The IPR vegetation analysis is a semi-quantitative method developed by Kovar-Eder and Kvaček (2003) to assess zonal vegetation based on the fossil plant record (leaf, fruit, and pollen assemblages). It attempts to incorporate taxonomy, physiognomy, and autecological properties of Cenozoic plants as an objective assessment of the fossil vegetation (see Kovar-Eder & Kvaček 2007, Kovar-Eder et al. 2008). Zonal and azonal plant elements are assigned to thirteen basic taxonomic-physiognomic groups, termed components, defined to reflect key ecological characteristics of an assemblage (Kovar-Eder & Kvaček 2003, 2007, Jechorek & Kovar-Eder 2004, Kovar-Eder et al. 2008). Most recently, Teodoridis et al. (2011) render more precisely the taxonomic-physiognomic grouping: defined were the conifer component (CONIFER), broad-leaved deciduous component (BLD), broad-leaved evergreen component (BLE), sclerophyllous component (SCL), legume-like component (LEG), zonal palm component (ZONPALM), arborescent fern component (ARBFERN), dry herbaceous component (D-HERB), mesophytic herbaceous component (M-HERB). Azonal components, i.e. azonal woody component (AZW), azonal non-woody component (AZNW) and aquatic component (AQUA). The component PROBLEMATIC TAXA includes elements with an uncertain taxonomic-physiognomic affinity (see here). For further analysis, all taxa (but not their abundances) of every single assemblage have to be assigned to those components and their relative proportions have to be calculated.
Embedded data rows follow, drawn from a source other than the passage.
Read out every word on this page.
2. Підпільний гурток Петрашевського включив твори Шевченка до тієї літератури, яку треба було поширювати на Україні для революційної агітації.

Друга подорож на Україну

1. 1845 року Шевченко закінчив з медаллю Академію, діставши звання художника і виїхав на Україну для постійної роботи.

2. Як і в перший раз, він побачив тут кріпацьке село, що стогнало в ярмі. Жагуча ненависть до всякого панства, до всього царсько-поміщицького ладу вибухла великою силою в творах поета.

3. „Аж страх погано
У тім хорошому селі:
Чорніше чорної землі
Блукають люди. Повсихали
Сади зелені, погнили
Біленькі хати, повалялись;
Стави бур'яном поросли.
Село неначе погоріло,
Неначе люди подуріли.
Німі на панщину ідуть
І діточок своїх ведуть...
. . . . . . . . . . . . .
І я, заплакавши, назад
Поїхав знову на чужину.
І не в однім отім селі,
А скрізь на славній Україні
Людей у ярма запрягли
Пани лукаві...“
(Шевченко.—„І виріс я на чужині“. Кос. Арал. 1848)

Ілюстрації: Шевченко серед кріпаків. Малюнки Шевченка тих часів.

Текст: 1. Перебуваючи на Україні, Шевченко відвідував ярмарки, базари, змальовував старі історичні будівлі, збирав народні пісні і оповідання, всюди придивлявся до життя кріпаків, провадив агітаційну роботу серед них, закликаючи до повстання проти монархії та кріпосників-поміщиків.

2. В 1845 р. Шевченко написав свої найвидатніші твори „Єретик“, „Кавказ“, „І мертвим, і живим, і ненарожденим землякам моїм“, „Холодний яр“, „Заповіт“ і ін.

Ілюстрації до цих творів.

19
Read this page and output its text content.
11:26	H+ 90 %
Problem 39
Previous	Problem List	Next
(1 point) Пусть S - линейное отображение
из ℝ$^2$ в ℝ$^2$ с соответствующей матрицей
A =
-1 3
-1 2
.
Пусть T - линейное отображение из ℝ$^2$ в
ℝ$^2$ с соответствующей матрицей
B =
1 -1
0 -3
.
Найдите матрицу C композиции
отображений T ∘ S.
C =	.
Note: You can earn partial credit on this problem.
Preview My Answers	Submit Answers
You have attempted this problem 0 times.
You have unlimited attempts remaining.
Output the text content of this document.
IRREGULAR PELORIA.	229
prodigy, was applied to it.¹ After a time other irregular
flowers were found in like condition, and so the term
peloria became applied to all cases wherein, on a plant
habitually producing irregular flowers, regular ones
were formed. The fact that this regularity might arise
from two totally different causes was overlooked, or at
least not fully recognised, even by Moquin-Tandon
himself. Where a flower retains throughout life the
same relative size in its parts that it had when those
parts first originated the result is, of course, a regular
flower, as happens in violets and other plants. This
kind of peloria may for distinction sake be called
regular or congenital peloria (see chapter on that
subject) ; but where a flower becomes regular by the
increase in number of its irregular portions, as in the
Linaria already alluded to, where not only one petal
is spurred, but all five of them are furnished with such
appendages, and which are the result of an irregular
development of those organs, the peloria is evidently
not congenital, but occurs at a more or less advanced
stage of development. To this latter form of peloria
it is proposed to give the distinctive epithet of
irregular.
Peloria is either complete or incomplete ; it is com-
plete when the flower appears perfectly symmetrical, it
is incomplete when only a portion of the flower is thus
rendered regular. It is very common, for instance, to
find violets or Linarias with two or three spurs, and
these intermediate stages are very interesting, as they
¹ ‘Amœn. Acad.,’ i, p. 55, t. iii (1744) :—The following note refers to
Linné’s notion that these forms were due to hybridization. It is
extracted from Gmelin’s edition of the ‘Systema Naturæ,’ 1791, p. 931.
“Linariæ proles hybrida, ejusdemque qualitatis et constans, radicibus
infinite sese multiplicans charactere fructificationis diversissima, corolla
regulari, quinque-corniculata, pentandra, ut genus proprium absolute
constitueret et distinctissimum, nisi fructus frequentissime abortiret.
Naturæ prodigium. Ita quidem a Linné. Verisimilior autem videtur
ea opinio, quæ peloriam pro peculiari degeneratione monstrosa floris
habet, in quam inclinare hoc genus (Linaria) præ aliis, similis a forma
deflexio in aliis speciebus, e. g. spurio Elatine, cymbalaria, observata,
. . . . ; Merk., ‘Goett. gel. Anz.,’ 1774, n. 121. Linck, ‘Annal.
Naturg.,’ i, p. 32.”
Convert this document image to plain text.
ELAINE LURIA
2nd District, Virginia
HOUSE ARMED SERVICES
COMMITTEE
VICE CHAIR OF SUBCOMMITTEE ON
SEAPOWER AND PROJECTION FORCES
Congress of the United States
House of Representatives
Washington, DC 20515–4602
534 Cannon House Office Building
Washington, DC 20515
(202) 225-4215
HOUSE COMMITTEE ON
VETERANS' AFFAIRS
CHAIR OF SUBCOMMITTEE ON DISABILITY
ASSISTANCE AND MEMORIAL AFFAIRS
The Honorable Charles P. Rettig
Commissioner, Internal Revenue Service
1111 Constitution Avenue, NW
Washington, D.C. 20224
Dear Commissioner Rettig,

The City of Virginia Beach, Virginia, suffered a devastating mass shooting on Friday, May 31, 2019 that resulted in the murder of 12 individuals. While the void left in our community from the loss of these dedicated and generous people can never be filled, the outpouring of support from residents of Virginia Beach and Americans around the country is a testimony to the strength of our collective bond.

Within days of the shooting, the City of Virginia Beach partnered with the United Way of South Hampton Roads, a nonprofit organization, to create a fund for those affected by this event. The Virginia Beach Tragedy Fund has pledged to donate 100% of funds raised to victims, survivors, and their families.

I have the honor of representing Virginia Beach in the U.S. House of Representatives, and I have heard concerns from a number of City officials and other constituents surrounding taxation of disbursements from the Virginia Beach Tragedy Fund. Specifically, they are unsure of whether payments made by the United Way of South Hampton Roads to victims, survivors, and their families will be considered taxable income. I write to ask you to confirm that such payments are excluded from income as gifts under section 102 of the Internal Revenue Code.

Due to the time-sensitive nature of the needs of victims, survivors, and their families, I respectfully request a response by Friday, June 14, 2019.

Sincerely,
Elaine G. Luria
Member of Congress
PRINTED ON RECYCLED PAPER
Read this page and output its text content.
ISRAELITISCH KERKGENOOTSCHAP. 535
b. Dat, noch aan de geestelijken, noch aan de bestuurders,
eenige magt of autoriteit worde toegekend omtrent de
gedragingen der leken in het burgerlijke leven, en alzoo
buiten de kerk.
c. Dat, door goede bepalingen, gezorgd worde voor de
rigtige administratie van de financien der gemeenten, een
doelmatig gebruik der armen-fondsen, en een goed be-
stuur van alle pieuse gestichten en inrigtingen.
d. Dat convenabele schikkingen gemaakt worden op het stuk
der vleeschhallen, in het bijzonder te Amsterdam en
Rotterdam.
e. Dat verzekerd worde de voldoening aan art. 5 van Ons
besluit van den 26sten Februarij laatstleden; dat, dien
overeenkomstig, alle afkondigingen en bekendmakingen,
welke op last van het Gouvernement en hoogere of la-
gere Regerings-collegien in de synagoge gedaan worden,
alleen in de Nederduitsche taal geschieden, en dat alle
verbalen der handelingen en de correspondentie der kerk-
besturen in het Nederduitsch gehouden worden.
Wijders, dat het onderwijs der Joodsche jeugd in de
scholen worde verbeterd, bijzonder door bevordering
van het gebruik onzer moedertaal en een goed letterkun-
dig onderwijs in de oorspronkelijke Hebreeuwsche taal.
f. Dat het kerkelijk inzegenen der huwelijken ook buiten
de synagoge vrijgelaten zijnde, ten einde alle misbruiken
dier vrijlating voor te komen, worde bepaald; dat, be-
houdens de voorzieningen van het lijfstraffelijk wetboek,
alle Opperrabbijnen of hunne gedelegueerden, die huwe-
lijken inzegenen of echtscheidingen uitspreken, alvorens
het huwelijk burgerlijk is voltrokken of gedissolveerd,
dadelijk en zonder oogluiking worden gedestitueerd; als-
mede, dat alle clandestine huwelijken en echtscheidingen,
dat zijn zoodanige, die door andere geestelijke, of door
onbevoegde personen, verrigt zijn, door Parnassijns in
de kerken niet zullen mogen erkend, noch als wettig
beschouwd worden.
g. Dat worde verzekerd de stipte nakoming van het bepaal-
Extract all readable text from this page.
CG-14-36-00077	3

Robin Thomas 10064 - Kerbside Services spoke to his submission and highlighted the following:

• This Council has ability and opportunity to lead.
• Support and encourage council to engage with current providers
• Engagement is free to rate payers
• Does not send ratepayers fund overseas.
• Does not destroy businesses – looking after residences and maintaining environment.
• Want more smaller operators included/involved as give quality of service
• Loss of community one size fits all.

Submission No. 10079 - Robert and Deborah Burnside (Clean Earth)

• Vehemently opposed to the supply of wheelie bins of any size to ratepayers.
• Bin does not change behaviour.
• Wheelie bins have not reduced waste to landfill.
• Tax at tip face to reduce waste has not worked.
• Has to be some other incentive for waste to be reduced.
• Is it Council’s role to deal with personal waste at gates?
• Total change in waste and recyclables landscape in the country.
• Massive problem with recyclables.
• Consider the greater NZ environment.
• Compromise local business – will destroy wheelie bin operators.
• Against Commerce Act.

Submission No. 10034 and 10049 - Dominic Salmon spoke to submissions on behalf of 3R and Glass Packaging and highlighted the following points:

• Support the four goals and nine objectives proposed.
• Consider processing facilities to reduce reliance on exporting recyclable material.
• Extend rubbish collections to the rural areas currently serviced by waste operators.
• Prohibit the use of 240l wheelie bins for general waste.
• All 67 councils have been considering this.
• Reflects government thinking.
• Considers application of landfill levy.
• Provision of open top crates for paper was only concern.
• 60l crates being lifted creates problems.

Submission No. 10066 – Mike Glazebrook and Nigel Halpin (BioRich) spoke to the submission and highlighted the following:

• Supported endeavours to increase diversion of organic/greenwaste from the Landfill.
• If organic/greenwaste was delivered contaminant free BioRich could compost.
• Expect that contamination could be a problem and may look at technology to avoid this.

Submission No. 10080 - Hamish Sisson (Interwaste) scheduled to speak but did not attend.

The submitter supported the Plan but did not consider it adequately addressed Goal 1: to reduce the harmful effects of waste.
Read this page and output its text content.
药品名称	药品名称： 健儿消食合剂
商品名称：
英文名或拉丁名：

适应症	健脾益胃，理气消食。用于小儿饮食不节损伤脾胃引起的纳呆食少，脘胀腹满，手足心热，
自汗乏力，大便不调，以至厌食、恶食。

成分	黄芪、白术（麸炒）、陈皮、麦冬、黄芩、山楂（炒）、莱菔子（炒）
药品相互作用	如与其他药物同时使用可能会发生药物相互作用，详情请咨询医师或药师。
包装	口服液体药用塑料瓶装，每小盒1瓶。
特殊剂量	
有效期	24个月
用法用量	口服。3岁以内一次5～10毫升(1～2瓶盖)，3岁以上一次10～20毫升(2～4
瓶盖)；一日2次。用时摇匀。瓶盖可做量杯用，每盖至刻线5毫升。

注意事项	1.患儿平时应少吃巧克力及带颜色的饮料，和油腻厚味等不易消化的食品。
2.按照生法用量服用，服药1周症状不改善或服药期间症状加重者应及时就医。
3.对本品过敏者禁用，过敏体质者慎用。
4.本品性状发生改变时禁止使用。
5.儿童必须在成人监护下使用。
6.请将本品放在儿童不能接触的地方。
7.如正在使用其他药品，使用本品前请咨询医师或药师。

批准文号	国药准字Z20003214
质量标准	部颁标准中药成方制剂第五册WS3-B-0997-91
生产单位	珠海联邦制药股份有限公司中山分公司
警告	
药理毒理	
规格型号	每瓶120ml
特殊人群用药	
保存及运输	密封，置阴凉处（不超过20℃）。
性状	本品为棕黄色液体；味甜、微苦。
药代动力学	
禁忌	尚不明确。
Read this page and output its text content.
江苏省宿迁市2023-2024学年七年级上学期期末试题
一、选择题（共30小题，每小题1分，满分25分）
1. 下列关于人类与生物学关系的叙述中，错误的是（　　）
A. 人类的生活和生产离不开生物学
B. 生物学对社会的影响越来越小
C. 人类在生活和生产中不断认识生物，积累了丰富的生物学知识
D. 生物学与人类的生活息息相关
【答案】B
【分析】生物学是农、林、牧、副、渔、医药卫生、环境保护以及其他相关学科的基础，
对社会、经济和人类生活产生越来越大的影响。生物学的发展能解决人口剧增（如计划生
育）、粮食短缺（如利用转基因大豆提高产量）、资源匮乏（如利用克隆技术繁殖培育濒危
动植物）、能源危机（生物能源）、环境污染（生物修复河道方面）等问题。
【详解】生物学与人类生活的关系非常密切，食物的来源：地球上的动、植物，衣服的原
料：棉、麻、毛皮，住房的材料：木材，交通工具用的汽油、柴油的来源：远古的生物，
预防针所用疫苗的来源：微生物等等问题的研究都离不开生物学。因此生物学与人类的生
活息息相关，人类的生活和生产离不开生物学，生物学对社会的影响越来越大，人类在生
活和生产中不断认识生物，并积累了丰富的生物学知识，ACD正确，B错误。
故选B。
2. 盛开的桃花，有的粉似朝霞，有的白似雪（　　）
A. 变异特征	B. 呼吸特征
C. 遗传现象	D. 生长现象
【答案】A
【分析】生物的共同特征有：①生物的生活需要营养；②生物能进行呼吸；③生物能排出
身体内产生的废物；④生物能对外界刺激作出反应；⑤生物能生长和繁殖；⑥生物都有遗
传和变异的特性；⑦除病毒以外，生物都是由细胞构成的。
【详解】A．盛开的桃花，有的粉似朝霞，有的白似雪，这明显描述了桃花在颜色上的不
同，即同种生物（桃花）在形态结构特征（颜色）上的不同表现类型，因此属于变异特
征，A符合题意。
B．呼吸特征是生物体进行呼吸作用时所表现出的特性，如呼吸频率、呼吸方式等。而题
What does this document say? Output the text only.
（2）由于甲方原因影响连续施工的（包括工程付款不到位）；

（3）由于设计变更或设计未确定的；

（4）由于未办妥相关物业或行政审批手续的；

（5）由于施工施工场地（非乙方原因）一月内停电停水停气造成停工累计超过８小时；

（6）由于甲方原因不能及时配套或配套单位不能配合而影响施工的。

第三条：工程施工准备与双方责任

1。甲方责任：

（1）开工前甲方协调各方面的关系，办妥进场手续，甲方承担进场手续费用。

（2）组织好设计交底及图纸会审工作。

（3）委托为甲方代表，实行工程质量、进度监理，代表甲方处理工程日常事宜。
To characterise zonal vegetation, the following proportions of components are regarded as relevant:

(a) the proportion of the BLD, BLE, and SCL+LEG components of zonal woody angiosperms, where “zonal woody angiosperms” means the sum of BLD+BLE+SCL+LEG+ZONPALM components;

(b) the proportion of the ZONAL HERB (D-HERB+M-HERB) component of all zonal taxa, where “zonal taxa” means the sum of the CONIF+BLD+BLE+SCL+LEG+ZONPALM+ARBFERN+D-HERB+M-HERB components.

The following six zonal vegetation types have been distinguished (Kovar-Eder & Kvaček 2007, table 2; Kovar-Eder et al. 2008, table 4):

(a) zonal temperate to warm-temperate broad-leaved deciduous forests (broad-leaved deciduous forests “BLDF”),

(b) zonal warm-temperate to subtropical mixed mesophytic forests (mixed mesophytic forests “MMF”),

(c) zonal subtropical broad-leaved evergreen forests (broad-leaved evergreen forests “BLEF”),

(d) zonal subtropical, subhumid sclerophyllous or microphyllous forests (subhumid sclerophyllous forests “ShSF”),

(e) zonal xeric open woodlands (open woodland),

(f) zonal xeric grasslands or steppe (xeric grassland).